Tough Week for Security on the Internet

A bunch of items that are sitting on a motorcycle

Have you ever had a week where you want to throw your computer in the trash?  Well, for security-minded netizens, this might have been one of those weeks.  This week has seen two major security issues surface that impact a large number of the internet's users.

Google Finds a SHA1 Collision - First blow to Security

The first exploit this week, you can thank Google for disclosing.  SHA1, which is one of the tools available to run a "hash" on files, has encountered the first ever documented collision.  "Why does this matter?" I hear you saying.

One reason this is an issue is because a SHA1 hash is commonly used to check that a file has not been changed or modified.  Even adding an extra space completely changes the SHA1 value of a file and now that Google has proven it is possible to effectively forge the SHA1 hash,  malicious users can now, given enough processing power, inject dangerous code into a file and have it pass SHA1 hash checks.

Another issue that stems from this exploit is password validation for some sites.  SHA1 was considered to be superior to MD5 (another hash algorithm) because it had not yet had a hash collision, but it is still considered a lazy way to do password encryption.  Going into proper methods for encrypting password hashes is a topic for another blog post, but suffice it to say, while it was not best practices, many sites and providers used SHA1 for the speed.

Any service or system that uses SHA1 is susceptible to this issue, and unfortunately, there is no way to fix SHA1.  Services/Systems will need to upgrade to a different hash algorithm.

This exploit isn't new news.  It has been theoretically possible for a while, and most (if not all) SSL Providers switched from SHA1 to  SHA2 family of functions in January 2016.

Actually taking advantage of this exploit does require an extreme amount of processing, but can be lessened by using GPU Assisted Cracking and Clustering.

Just when google thought they had made the largest security news for the week, CloudFlare decided to take it up a notch with CloudBleed.

cloudbleed

CloudFlare Suffers from CloudBleed

CloudBleed is similar to the HeartBleed exploit found in 2014, but it only impacts sites that used CloudFlare Proxy Services.  This means sites that use CloudFlare strictly for DNS (like us) are not impacted.

XKCD does a really good explanation of HeartBleed here.  You can assume that CloudBleed works along the same lines.

CloudBleed worked in the same way HeartBleed did, but because CloudFlare serves sites from all around the world, you could have had data from a  site on another server show up as garbage on your CloudFlare enabled site.

This exploit was a part of a new HTML parser that CloudFlare had been migrating to, called CF-HTML. It was first implemented as a part of the 'Automatic HTTP Rewrites' feature on September 22, 2016.

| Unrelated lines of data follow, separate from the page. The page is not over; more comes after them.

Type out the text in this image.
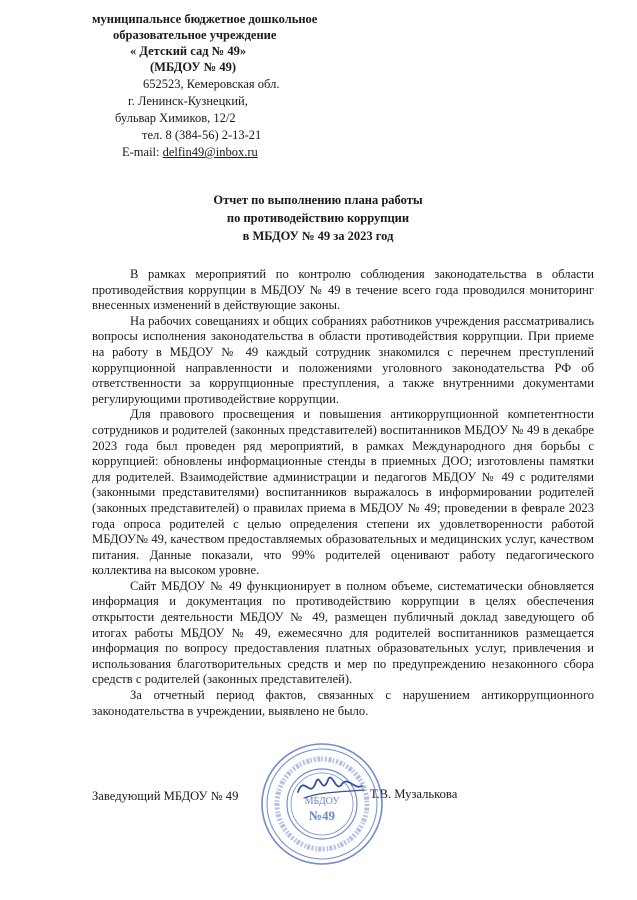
муниципальнсе бюджетное дошкольное
образовательное учреждение
« Детский сад № 49»
(МБДОУ № 49)
652523, Кемеровская обл.
г. Ленинск-Кузнецкий,
бульвар Химиков, 12/2
тел. 8 (384-56) 2-13-21
E-mail: delfin49@inbox.ru
Отчет по выполнению плана работы
по противодействию коррупции
в МБДОУ № 49 за 2023 год

В рамках мероприятий по контролю соблюдения законодательства в области противодействия коррупции в МБДОУ № 49 в течение всего года проводился мониторинг внесенных изменений в действующие законы.

На рабочих совещаниях и общих собраниях работников учреждения рассматривались вопросы исполнения законодательства в области противодействия коррупции. При приеме на работу в МБДОУ № 49 каждый сотрудник знакомился с перечнем преступлений коррупционной направленности и положениями уголовного законодательства РФ об ответственности за коррупционные преступления, а также внутренними документами регулирующими противодействие коррупции.

Для правового просвещения и повышения антикоррупционной компетентности сотрудников и родителей (законных представителей) воспитанников МБДОУ № 49 в декабре 2023 года был проведен ряд мероприятий, в рамках Международного дня борьбы с коррупцией: обновлены информационные стенды в приемных ДОО; изготовлены памятки для родителей. Взаимодействие администрации и педагогов МБДОУ № 49 с родителями (законными представителями) воспитанников выражалось в информировании родителей (законных представителей) о правилах приема в МБДОУ № 49; проведении в феврале 2023 года опроса родителей с целью определения степени их удовлетворенности работой МБДОУ№ 49, качеством предоставляемых образовательных и медицинских услуг, качеством питания. Данные показали, что 99% родителей оценивают работу педагогического коллектива на высоком уровне.

Сайт МБДОУ № 49 функционирует в полном объеме, систематически обновляется информация и документация по противодействию коррупции в целях обеспечения открытости деятельности МБДОУ № 49, размещен публичный доклад заведующего об итогах работы МБДОУ № 49, ежемесячно для родителей воспитанников размещается информация по вопросу предоставления платных образовательных услуг, привлечения и использования благотворительных средств и мер по предупреждению незаконного сбора средств с родителей (законных представителей).

За отчетный период фактов, связанных с нарушением антикоррупционного законодательства в учреждении, выявлено не было.

Заведующий МБДОУ № 49	Т.В. Музалькова
МБДОУ
№49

CF-HTML was also a part of the 'Email Obfuscation' and 'ServerSide Excludes' features.  As soon as Google's Project Zero notified CloudFlare, action was taken and approximately 40 minutes after the report.  Impacted services were disabled for users to prevent further data leak.

The largest impact for sites was on February 13th, 2017 with a peak of ~3500 websites.

The full technical explanation of CloudBleed can be found here.

The good news is, at least at this time, that the impact was limited to mostly small, forgotten websites. 

The not so good news is that some sites that had data dumped on their pages have been cached in popular search engines like Google and Bing.

What do I need to do?

Chances are, nothing.  

If you are worried that your credentials might have been leaked on a website that uses CloudFlare, go ahead and change your passwords.  It won't hurt anything, and it is good practice to rotate/change your password regularly.  If you have the ability to use 2-factor authentication, I recommend doing so.  More so because passwords are weak than because of this exploit.

If you are worried your site was compromised by CloudBleed, change any security keys you might use, and force all your users to re-login and change their passwords.  ( An easy way for WordPress users to generate new salt keys here.)